In spite of herself, her heart leapt at the thought that he might never have killed before, that he might be reluctant to kill her now. That she might escape, in spite of everything.

He was shaking his head, and her momentary hope plummeted. She thought she was going to be sick. If he didn't do something soon, she'd faint, or vomit, or scream. She could feel her pajamas clinging to her with sweat.

"I have done this before. And that's why I know a lie when I hear it."

She couldn't speak. She stared at him mutely, and he went on.

"Your father didn't leave you a diary. You just found out who your father was. You didn't even know that until a few days ago. Someone else told you about the Night World. I need to know who that person is."

"So you can kill them, too?" she challenged him.

"Yes."

She couldn't believe what she was hearing. This wasn't happening. This simply wasn't happening.

"I won't tell you anything."

He smiled, a quick twist of his lips that had no mirth to it at all. "Yes. You will."

She jerked away from him then, but his hand shot out swifter than she could move. He caught her wrist—

--and then she was overcome with the sense of his presence all about her. The science classroom around her seemed to fade away.

It lasted for only an instant, and then he'd dropped her wrist as if he'd inadvertently touched red-hot iron. She blinked, orienting herself.

He was standing an arm's length from her, his dark brown eyes wide. This time, she could read the expression on his face. It was one of absolute horror and disgust, as if he were looking at a mutilated corpse, or a nest of maggots.

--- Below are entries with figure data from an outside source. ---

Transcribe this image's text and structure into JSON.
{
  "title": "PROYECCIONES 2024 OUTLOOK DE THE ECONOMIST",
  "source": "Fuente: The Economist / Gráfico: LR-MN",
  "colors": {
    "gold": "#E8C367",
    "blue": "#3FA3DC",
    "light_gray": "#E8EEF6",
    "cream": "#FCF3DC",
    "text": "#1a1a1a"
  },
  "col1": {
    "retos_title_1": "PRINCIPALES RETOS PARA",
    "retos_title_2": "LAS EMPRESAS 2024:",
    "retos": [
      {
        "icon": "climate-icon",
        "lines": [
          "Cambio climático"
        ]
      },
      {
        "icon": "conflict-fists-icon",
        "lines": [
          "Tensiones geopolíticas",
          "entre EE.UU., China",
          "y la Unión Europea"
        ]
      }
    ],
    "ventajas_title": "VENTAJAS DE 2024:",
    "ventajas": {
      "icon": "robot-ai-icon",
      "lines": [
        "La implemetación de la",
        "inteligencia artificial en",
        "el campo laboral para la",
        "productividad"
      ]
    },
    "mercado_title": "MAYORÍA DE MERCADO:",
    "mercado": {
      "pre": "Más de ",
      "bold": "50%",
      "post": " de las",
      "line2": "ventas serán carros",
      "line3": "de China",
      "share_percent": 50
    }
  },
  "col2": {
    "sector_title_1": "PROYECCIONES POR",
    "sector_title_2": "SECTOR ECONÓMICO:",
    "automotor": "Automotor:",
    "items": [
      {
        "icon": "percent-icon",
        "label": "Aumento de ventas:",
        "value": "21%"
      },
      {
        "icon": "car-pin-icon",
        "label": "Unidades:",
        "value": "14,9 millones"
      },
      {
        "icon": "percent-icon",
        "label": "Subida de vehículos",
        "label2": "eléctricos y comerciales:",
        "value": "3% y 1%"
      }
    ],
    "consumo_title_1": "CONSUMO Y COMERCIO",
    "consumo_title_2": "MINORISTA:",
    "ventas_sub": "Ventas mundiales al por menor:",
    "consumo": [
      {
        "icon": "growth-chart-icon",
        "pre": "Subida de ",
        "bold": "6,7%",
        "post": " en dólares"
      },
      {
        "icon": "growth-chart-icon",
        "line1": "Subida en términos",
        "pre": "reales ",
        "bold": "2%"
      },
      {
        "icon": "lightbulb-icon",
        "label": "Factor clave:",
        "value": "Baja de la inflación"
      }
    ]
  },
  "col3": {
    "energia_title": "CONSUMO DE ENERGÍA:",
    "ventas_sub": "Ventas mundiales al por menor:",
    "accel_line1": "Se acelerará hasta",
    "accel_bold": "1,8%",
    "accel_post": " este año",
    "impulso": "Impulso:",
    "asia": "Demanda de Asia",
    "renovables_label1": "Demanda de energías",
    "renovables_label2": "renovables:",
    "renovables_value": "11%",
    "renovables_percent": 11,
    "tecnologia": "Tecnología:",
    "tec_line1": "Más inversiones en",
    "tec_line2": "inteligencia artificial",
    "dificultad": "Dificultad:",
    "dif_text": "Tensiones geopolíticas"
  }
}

She wondered what was behind her to have caused that expression, but she didn't dare turn around. Her head was still spinning dizzily, and she stood still, trembling, and waited for whatever he was going to do next. She didn't think she could stand up much longer, still less run away.

"Soulmate," he spat at her, and the same loathing was in his voice.

"Soulmate?" Amaranth had told her about soulmates, she remembered that, but she couldn't grasp the memory.

"Damn you," he said, with absolute conviction.

Then he turned and darted away, so quickly that she could barely see him, to the windows at the back of the classroom. With that same eerie grace, he was suddenly on the sill, crouching like a cat, pulling one window sharply. It opened. In an instant, he slithered through the narrow opening and was gone.

Anne was left standing alone, wrapped in her bathrobe and shivering, in her high school's science classroom.